A dead economist once wrote:
“People of the same trade seldom meet together, even for merriment and diversion, but the conversation ends in a conspiracy against the public, or in some contrivance to raise prices.”
or to lower wages.
While it is easy and legal for a geographically isolated university like, say, UO to use their local monopsony power to keep the salaries of, say, UO Economics professors at, say, 72% of the market, universities in locations with many competitors have more difficulty.
North Carolina’s research triangle, with Duke, UNC, NC State, and many smaller schools within miles of each other is a case in point. An underpaid professor at one school could switch to another and get a raise to her market value, without even having to move the kids out of state and pay the realtor’s commission on selling and buying houses – the transactions costs that UO exploits. *
Unless, of course, these universities had a “gentleman’s agreement” not to make job offers to each other’s faculty. So I’m not exactly shocked to hear that’s what’s they’ve got. Though it is a little surprising to read the emails revealing just how ignorant these southern gentleman are about how illegal this is. Colleen Flaherty has the story in InsideHigherEd, here:
“I agree that you would be a great fit for our cardiothoracic imaging division,” the chief allegedly wrote. “Unfortunately, I just received confirmation today from the dean’s office that lateral moves of faculty between Duke and [Carolina] are not permitted. There is ‘reasoning’ for this guidance which was agreed upon between the deans of [Carolina] and Duke a few years back. I hope you understand.”

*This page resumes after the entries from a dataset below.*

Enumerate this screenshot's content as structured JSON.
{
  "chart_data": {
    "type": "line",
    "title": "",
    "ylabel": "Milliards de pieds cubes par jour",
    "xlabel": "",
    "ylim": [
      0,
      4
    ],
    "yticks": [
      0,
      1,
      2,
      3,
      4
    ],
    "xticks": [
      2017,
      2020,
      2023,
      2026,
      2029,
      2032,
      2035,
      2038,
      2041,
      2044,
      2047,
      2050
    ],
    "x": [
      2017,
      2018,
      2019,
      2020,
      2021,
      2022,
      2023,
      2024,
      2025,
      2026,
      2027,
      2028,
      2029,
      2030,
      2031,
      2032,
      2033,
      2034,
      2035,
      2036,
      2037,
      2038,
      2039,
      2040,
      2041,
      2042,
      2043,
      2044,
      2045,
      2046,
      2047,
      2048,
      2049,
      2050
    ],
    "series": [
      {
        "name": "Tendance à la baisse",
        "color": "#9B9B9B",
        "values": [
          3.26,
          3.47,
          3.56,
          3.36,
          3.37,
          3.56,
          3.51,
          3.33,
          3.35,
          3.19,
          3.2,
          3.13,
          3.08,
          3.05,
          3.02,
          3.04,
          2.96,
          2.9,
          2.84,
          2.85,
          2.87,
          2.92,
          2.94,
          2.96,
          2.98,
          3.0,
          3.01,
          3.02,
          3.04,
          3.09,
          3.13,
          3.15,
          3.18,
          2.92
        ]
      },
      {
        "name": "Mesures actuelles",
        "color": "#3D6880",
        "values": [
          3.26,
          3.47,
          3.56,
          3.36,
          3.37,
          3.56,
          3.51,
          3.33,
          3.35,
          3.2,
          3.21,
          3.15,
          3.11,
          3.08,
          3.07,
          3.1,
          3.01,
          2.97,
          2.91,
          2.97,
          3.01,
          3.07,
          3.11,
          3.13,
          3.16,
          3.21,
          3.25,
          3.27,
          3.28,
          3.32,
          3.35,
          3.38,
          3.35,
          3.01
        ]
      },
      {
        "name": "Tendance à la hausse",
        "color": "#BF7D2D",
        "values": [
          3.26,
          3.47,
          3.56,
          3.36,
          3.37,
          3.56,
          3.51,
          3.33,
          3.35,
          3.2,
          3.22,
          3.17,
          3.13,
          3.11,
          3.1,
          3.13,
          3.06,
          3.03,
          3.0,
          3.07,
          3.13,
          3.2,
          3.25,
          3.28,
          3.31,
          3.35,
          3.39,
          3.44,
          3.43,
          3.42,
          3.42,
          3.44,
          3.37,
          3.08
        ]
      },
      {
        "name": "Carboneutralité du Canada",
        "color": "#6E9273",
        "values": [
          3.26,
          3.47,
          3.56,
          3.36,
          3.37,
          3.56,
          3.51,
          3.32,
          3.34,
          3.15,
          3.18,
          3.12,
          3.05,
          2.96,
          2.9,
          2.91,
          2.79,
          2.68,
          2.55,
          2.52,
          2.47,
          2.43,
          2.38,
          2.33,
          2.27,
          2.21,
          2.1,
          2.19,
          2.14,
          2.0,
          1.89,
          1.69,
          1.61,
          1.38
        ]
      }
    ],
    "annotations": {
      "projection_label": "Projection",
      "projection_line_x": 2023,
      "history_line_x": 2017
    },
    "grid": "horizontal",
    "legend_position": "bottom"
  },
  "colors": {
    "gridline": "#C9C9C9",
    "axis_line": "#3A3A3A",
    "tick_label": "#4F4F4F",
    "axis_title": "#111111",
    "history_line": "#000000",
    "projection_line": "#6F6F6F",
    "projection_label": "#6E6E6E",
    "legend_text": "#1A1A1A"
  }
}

It turns out that Assistant Professor Danielle Seaman understands very well. Read the story for links to her lawsuit. Her lawyers just settled a similar one against Apple and other Silicon Valley employers.
Meanwhile the NCAA is still getting away with doing the same thing to student-athletes.
Footnotes:
* Unless you’re a JH VP like Robin Holmes, in which case they’ll use any excuse to give you a raise.